Ed Miller recently linked to a great article (http://www.thepokerchronicles.com/archives/000947.html) written by one of his friends, a professional player, which describes incredibly well how psychologically difficult it is to believe in yourself when 90% of the tools you have to measure your success are telling you that you’re failing. I’ve got a huge amount of respect for the professional players that have been able to ride through that.

Verneer wrote something in his latest post which gave me a lot of reassurance that if I ever go on a bad run I’d be able to get correct feedback on whether I am actually playing profitably or not…

“An experienced player can watch you play for a couple hundred hands and tell if you are going to be a winner or loser at a level (which once again shows the importance of a good coach or quality player sweating you here and there). When I watch some players I can tell they will be winners at 100NL and 200NL - regardless of their results. They are making correct plays and don't have glaring leaks.”

It’s definitely reassuring to know that if a downswing extended for a long period of time and it became impossible to hold a decent level of confidence that there would be a way to get (hopefully) positive feedback on your play… and reassurance that you are doing things right.

Anyways, I definitely flew off on a tangent there, just some things I’ve been thinking about too though. ;)

RakebackFAQ said...

Long post and good one too. Baz's answer is pretty good to. Just by reading this it seems that your very competitive and thats not a bad thing at all if its used correctly. I myself have a problem kind of like that, if things arent going my way ill mostlikely quit and browse forums etc. This really hurts the number of hands i get in and if i ever want to make serious money its something ill have to get over.

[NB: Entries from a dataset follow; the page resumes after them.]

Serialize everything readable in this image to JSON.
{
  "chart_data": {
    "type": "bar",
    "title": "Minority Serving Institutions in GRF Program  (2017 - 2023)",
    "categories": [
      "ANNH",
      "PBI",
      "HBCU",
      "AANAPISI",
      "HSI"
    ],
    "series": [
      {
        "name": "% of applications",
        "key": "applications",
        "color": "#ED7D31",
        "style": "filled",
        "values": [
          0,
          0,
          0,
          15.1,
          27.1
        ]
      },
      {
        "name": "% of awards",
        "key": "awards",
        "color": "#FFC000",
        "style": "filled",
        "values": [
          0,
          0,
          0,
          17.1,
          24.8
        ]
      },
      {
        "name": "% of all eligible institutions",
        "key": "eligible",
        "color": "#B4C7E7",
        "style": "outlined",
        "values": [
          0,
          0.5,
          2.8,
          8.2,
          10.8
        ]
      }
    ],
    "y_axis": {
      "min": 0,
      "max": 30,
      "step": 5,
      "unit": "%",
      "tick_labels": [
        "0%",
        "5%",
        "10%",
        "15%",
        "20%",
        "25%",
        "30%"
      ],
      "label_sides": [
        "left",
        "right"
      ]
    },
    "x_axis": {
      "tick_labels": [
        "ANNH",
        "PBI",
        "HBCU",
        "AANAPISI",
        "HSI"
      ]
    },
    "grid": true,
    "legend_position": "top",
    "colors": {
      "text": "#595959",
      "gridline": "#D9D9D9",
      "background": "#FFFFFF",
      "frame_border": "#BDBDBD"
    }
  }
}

Kind of like you getting over losing pots. The hard part is how to do that. I remember doing a coaching session one time with a guy called Nolan1 on cr and we were just chatting talking about favorite hands and stuff and he got 10Js utg i said thats my favorite hands and he said he liked it too but sighed and folded. I thought wow why did you do that and he simply answerd iam OOP and it dosent play well from there ( this was full ring)just a little eg of dicipline that you need to win at this game, I think once you get that in your game everything else will follow.

One thing i believe would work in your case is playing more tables, by doing this it would give you less time to dwell on these issues that annoy you. Also you could do a pt review to have a look at your progress. Do one for your 1st 20k hands , then the next 20k and so on, I think you have got to see some progress in areas like aggrasion, Hand selection i imagine your 1st lot would have lots of 56 type hands 89s and alot of them limped. But as you get up in numbers you would see less of these and a large % of them raised. Ok its not BB/100 or $ but its one area of progress in your game right?. Another would be position, Pairs etc. Its a great way to see if you are going in the right direction and if the 1st 20k is the same as the last 20k you played its there infront of you that you havent learned but IMO i think you will see a big change as you get up in the numbers.

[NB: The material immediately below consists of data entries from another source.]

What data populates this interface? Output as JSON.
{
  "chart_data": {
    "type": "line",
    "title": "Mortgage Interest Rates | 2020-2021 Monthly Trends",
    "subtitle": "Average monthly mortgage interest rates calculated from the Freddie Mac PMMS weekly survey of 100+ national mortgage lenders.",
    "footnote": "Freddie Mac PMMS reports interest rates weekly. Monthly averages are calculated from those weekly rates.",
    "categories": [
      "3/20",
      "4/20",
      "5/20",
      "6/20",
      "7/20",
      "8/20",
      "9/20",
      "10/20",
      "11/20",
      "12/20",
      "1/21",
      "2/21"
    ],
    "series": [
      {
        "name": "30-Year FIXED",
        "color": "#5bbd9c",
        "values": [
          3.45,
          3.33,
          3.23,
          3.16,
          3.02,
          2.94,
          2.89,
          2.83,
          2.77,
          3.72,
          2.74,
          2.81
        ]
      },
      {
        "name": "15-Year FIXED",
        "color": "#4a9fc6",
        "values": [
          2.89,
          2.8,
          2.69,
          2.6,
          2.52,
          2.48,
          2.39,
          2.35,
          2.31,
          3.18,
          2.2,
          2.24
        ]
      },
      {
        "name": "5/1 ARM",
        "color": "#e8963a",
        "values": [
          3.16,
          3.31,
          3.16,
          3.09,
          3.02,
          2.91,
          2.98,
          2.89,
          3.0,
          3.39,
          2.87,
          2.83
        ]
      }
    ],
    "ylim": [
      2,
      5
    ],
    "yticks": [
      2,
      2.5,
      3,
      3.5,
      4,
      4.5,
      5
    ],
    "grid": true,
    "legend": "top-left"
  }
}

http://forumserver.twoplustwo.com/showflat.php?Cat=0&Number=4946669&page=0&fpart=all&vc=1

All the best
Willie

Marc said...

Thanks for the replies, guys...long posts invite long replies :). You guys are right on...I read that article Ed Miller linked, it is really good (I used to read that guy's blog...should start again). I go through the PT review exercise Willie linked....monthly, so like 10-12k chunks. It's a great way to review, although I haven't noticed all that much improvement over the months, as far as the stats go...but they were pretty good to start with. And that is another good way to get some "objective" self feedback on your play...reviewing stats. For instance, if you see that your button VPIP is like 2.5x your UTG VPIP and the preflop raise is pretty close to the VPIP, etc., you can feel pretty confident that you have the basics of a foundation in place. Good idea, there.